Сняла Мицци перчатки, снова протянула ему руки.
— Ну, подойди сюда, Мицци, что ты, как чужая! Поцелуй меня!
Она спокойно подошла к нему вплотную, с нежностью поглядела ему в глаза и поцеловала.
— Останься со мной, — говорит Франц, — ты мне так нужна, помоги мне!
— Не могу, Францекен. Я же мертвая, ты ведь знаешь.
— Ах, все равно останься.
— Я бы и рада, но не могу.
Она снова целует его.
— Ты же знаешь, Франц, что было в Фрейенвальде?

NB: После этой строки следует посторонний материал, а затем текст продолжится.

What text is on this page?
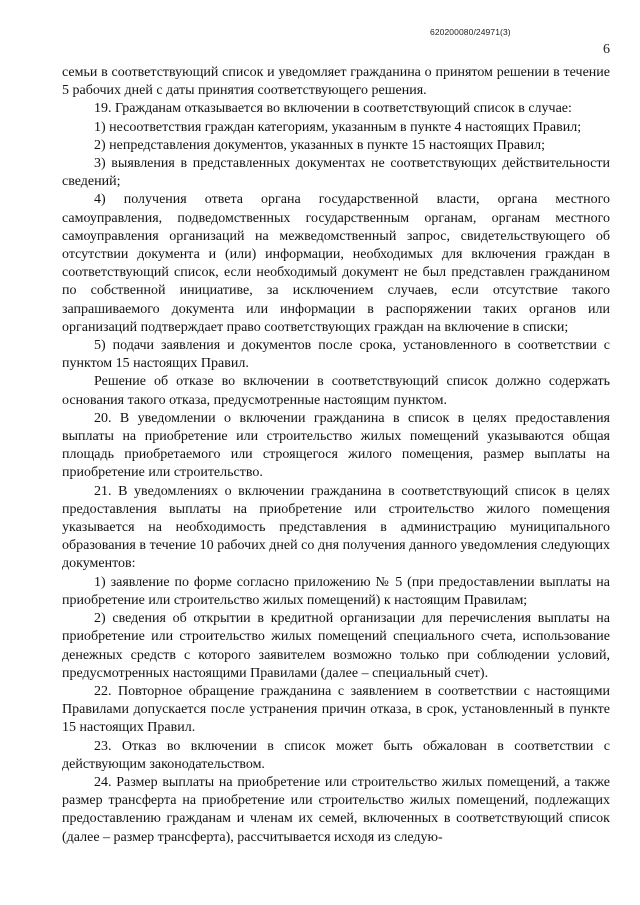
620200080/24971(3)
6

семьи в соответствующий список и уведомляет гражданина о принятом решении в течение 5 рабочих дней с даты принятия соответствующего решения.

19. Гражданам отказывается во включении в соответствующий список в случае:

1) несоответствия граждан категориям, указанным в пункте 4 настоящих Правил;

2) непредставления документов, указанных в пункте 15 настоящих Правил;

3) выявления в представленных документах не соответствующих действительности сведений;

4) получения ответа органа государственной власти, органа местного самоуправления, подведомственных государственным органам, органам местного самоуправления организаций на межведомственный запрос, свидетельствующего об отсутствии документа и (или) информации, необходимых для включения граждан в соответствующий список, если необходимый документ не был представлен гражданином по собственной инициативе, за исключением случаев, если отсутствие такого запрашиваемого документа или информации в распоряжении таких органов или организаций подтверждает право соответствующих граждан на включение в списки;

5) подачи заявления и документов после срока, установленного в соответствии с пунктом 15 настоящих Правил.

Решение об отказе во включении в соответствующий список должно содержать основания такого отказа, предусмотренные настоящим пунктом.

20. В уведомлении о включении гражданина в список в целях предоставления выплаты на приобретение или строительство жилых помещений указываются общая площадь приобретаемого или строящегося жилого помещения, размер выплаты на приобретение или строительство.

21. В уведомлениях о включении гражданина в соответствующий список в целях предоставления выплаты на приобретение или строительство жилого помещения указывается на необходимость представления в администрацию муниципального образования в течение 10 рабочих дней со дня получения данного уведомления следующих документов:

1) заявление по форме согласно приложению № 5 (при предоставлении выплаты на приобретение или строительство жилых помещений) к настоящим Правилам;

2) сведения об открытии в кредитной организации для перечисления выплаты на приобретение или строительство жилых помещений специального счета, использование денежных средств с которого заявителем возможно только при соблюдении условий, предусмотренных настоящими Правилами (далее – специальный счет).

22. Повторное обращение гражданина с заявлением в соответствии с настоящими Правилами допускается после устранения причин отказа, в срок, установленный в пункте 15 настоящих Правил.

23. Отказ во включении в список может быть обжалован в соответствии с действующим законодательством.

24. Размер выплаты на приобретение или строительство жилых помещений, а также размер трансферта на приобретение или строительство жилых помещений, подлежащих предоставлению гражданам и членам их семей, включенных в соответствующий список (далее – размер трансферта), рассчитывается исходя из следую-
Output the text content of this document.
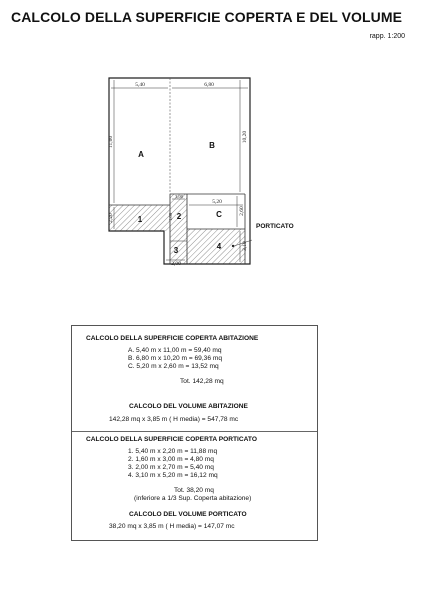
CALCOLO DELLA SUPERFICIE COPERTA E DEL VOLUME
rapp. 1:200
5,40	6,80
11,00	10,20
5,20
2,60
3,00
2,20
2,00
3,10
1,60
A
B
C
1	2
3	4
PORTICATO
CALCOLO DELLA SUPERFICIE COPERTA ABITAZIONE
A. 5,40 m x 11,00 m = 59,40 mq
B. 6,80 m x 10,20 m = 69,36 mq
C. 5,20 m x 2,60 m = 13,52 mq
Tot. 142,28 mq
CALCOLO DEL VOLUME ABITAZIONE
142,28 mq x 3,85 m ( H media) = 547,78 mc
CALCOLO DELLA SUPERFICIE COPERTA PORTICATO
1. 5,40 m x 2,20 m = 11,88 mq
2. 1,60 m x 3,00 m = 4,80 mq
3. 2,00 m x 2,70 m = 5,40 mq
4. 3,10 m x 5,20 m = 16,12 mq
Tot. 38,20 mq
(inferiore a 1/3 Sup. Coperta abitazione)
CALCOLO DEL VOLUME PORTICATO
38,20 mq x 3,85 m ( H media) = 147,07 mc
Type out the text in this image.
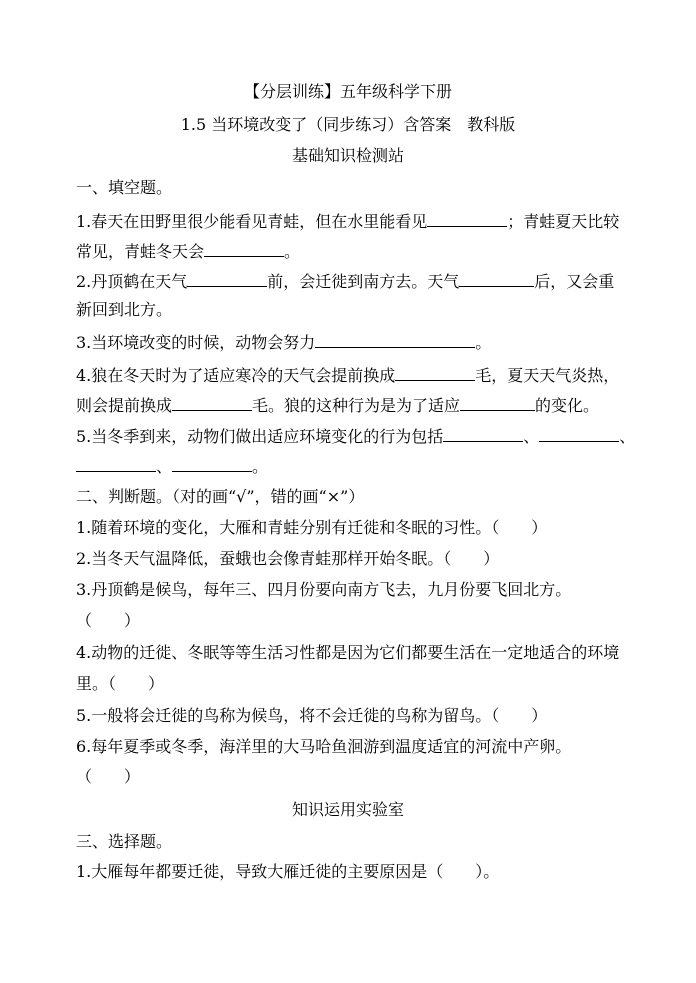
【分层训练】五年级科学下册
1.5 当环境改变了（同步练习）含答案　教科版
基础知识检测站
一、填空题。
1.春天在田野里很少能看见青蛙，但在水里能看见	；青蛙夏天比较
常见，青蛙冬天会	。
2.丹顶鹤在天气	前，会迁徙到南方去。天气	后，又会重
新回到北方。
3.当环境改变的时候，动物会努力	。
4.狼在冬天时为了适应寒冷的天气会提前换成	毛，夏天天气炎热，
则会提前换成	毛。狼的这种行为是为了适应	的变化。
5.当冬季到来，动物们做出适应环境变化的行为包括	、	、
、	。
二、判断题。（对的画“√”，错的画“×”）
1.随着环境的变化，大雁和青蛙分别有迁徙和冬眠的习性。（　　）
2.当冬天气温降低，蚕蛾也会像青蛙那样开始冬眠。（　　）
3.丹顶鹤是候鸟，每年三、四月份要向南方飞去，九月份要飞回北方。
（　　）
4.动物的迁徙、冬眠等等生活习性都是因为它们都要生活在一定地适合的环境
里。（　　）
5.一般将会迁徙的鸟称为候鸟，将不会迁徙的鸟称为留鸟。（　　）
6.每年夏季或冬季，海洋里的大马哈鱼洄游到温度适宜的河流中产卵。
（　　）
知识运用实验室
三、选择题。
1.大雁每年都要迁徙，导致大雁迁徙的主要原因是（　　）。
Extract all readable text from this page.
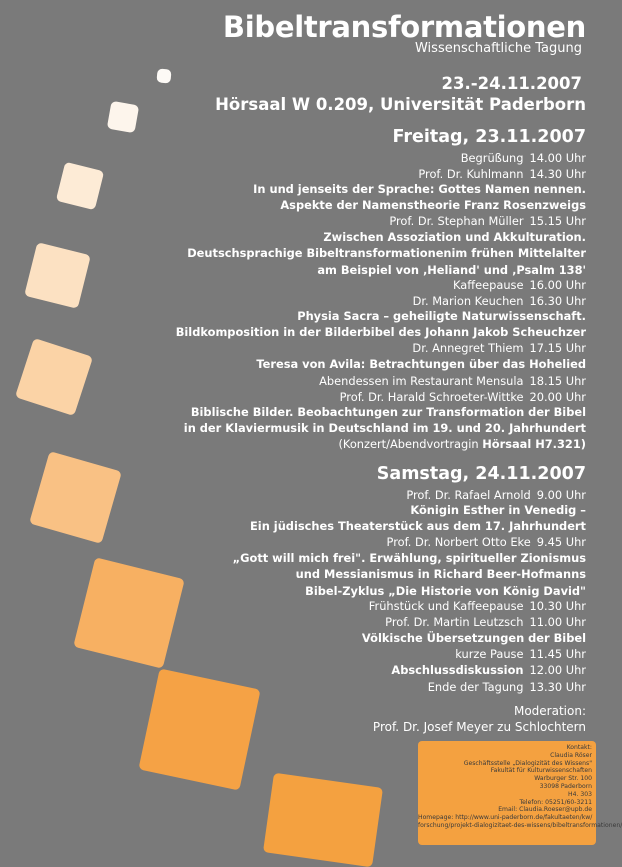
Bibeltransformationen
Wissenschaftliche Tagung
23.-24.11.2007
Hörsaal W 0.209, Universität Paderborn
Freitag, 23.11.2007
Begrüßung 14.00 Uhr
Prof. Dr. Kuhlmann 14.30 Uhr
In und jenseits der Sprache: Gottes Namen nennen.
Aspekte der Namenstheorie Franz Rosenzweigs
Prof. Dr. Stephan Müller 15.15 Uhr
Zwischen Assoziation und Akkulturation.
Deutschsprachige Bibeltransformationenim frühen Mittelalter
am Beispiel von ‚Heliand' und ‚Psalm 138'
Kaffeepause 16.00 Uhr
Dr. Marion Keuchen 16.30 Uhr
Physia Sacra – geheiligte Naturwissenschaft.
Bildkomposition in der Bilderbibel des Johann Jakob Scheuchzer
Dr. Annegret Thiem 17.15 Uhr
Teresa von Avila: Betrachtungen über das Hohelied
Abendessen im Restaurant Mensula 18.15 Uhr
Prof. Dr. Harald Schroeter-Wittke 20.00 Uhr
Biblische Bilder. Beobachtungen zur Transformation der Bibel
in der Klaviermusik in Deutschland im 19. und 20. Jahrhundert
(Konzert/Abendvortragin Hörsaal H7.321)
Samstag, 24.11.2007
Prof. Dr. Rafael Arnold 9.00 Uhr
Königin Esther in Venedig –
Ein jüdisches Theaterstück aus dem 17. Jahrhundert
Prof. Dr. Norbert Otto Eke 9.45 Uhr
„Gott will mich frei". Erwählung, spiritueller Zionismus
und Messianismus in Richard Beer-Hofmanns
Bibel-Zyklus „Die Historie von König David"
Frühstück und Kaffeepause 10.30 Uhr
Prof. Dr. Martin Leutzsch 11.00 Uhr
Völkische Übersetzungen der Bibel
kurze Pause 11.45 Uhr
Abschlussdiskussion 12.00 Uhr
Ende der Tagung 13.30 Uhr
Moderation:
Prof. Dr. Josef Meyer zu Schlochtern
Kontakt:
Claudia Röser
Geschäftsstelle „Dialogizität des Wissens"
Fakultät für Kulturwissenschaften
Warburger Str. 100
33098 Paderborn
H4. 303
Telefon: 05251/60-3211
Email: Claudia.Roeser@upb.de
Homepage: http://www.uni-paderborn.de/fakultaeten/kw/
forschung/projekt-dialogizitaet-des-wissens/bibeltransformationen/
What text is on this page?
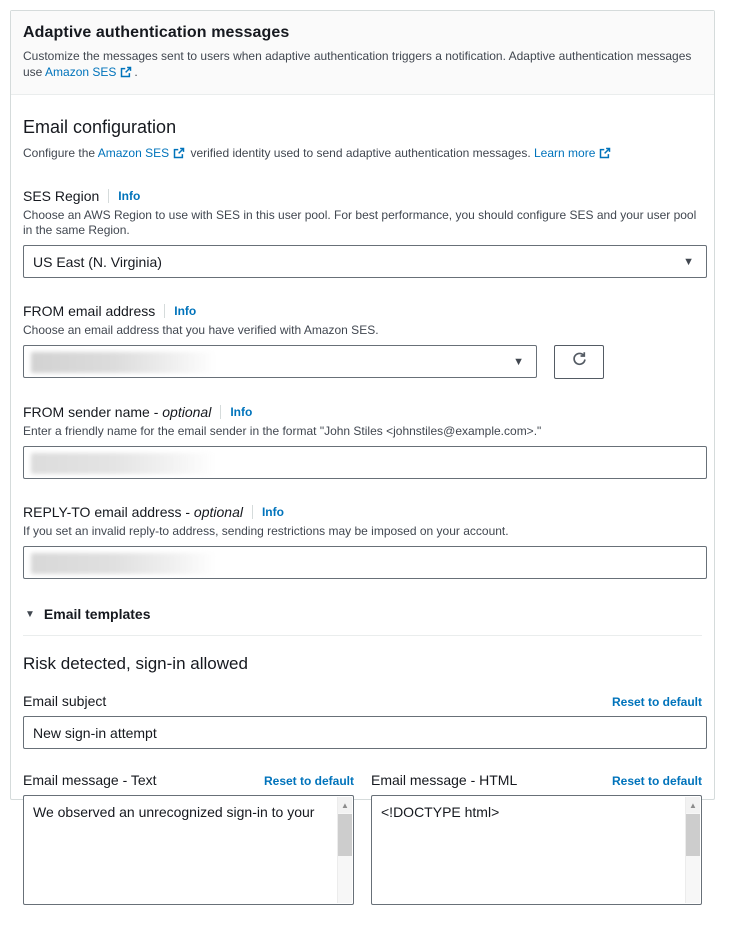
Adaptive authentication messages
Customize the messages sent to users when adaptive authentication triggers a notification. Adaptive authentication messages use Amazon SES .
Email configuration
Configure the Amazon SES verified identity used to send adaptive authentication messages. Learn more
SES Region	Info
Choose an AWS Region to use with SES in this user pool. For best performance, you should configure SES and your user pool in the same Region.
US East (N. Virginia)	▼
FROM email address	Info
Choose an email address that you have verified with Amazon SES.
▼
FROM sender name -
optional	Info
Enter a friendly name for the email sender in the format "John Stiles <johnstiles@example.com>."
REPLY-TO email address -
optional	Info
If you set an invalid reply-to address, sending restrictions may be imposed on your account.
▼ Email templates
Risk detected, sign-in allowed
Email subject	Reset to default
New sign-in attempt
Email message - Text	Reset to default
We observed an unrecognized sign-in to your	▲
Email message - HTML	Reset to default
<!DOCTYPE html>	▲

И ты не сердишься на меня, а?
И исчезла. Забился Франц на своей койке. Смотрит широко раскрытыми глазами и не видит больше Мицци. Что я наделал! Почему я потерял ее? Не связывался бы с Рейнхольдом, не показывал бы ему Мицци. Ах, что я наделал, что я наделал! А теперь…
Страшная гримаса исказила лицо Франца, и он через силу, еле слышно пробормотал:
— Позовите ее! Пусть еще побудет со мной.
Санитар уловил только слово «еще» и влил ему еще вина в раскрытый пересохший рот. Пришлось Францу пить, ничего другого не оставалось.
Тесто стоит в раскаленной печи, всходит на дрожжах, пузырится — и вот уже готов пышный румяный каравай.
…И снова слышен голос Смерти, голос Смерти, голос Смерти:
— Вся твоя сила, все благие помыслы — все это ни к чему… Да, о да, о да! Хотел ты порядочным быть, а что вышло? Смотри теперь, познавай и кайся.
И рухнуло все то, чем жил Франц. Все свое отдал он и не оставил себе ничего…
Здесь речь пойдет о страданиях, о горе, о том, как горе жжет и терзает душу. Ибо горе пришло к Францу, и он страдает. О страдании написано немало стихов. Кладбища ежедневно видят людское горе.
Но я расскажу лишь о том, как страдает Франц Биберкопф, о том, что с ним сделало горе. Франц не вынес его, пал ниц перед ним, стал его жертвой. Он сам бросился в пылающий огонь жертвенника, чтобы страдание сожгло и испепелило его.
И я воздаю должное страданию, преобразившему нашего Франца Биберкопфа. Я пишу о горе разрушающем, о горе, которое сгибает, рубит под корень, сокрушает, повергает в прах…
Всему свое время. Придет время — погубишь и исцелишь, разрушишь и создашь, заплачешь и возликуешь, найдешь и утратишь, разорвешь и сошьешь.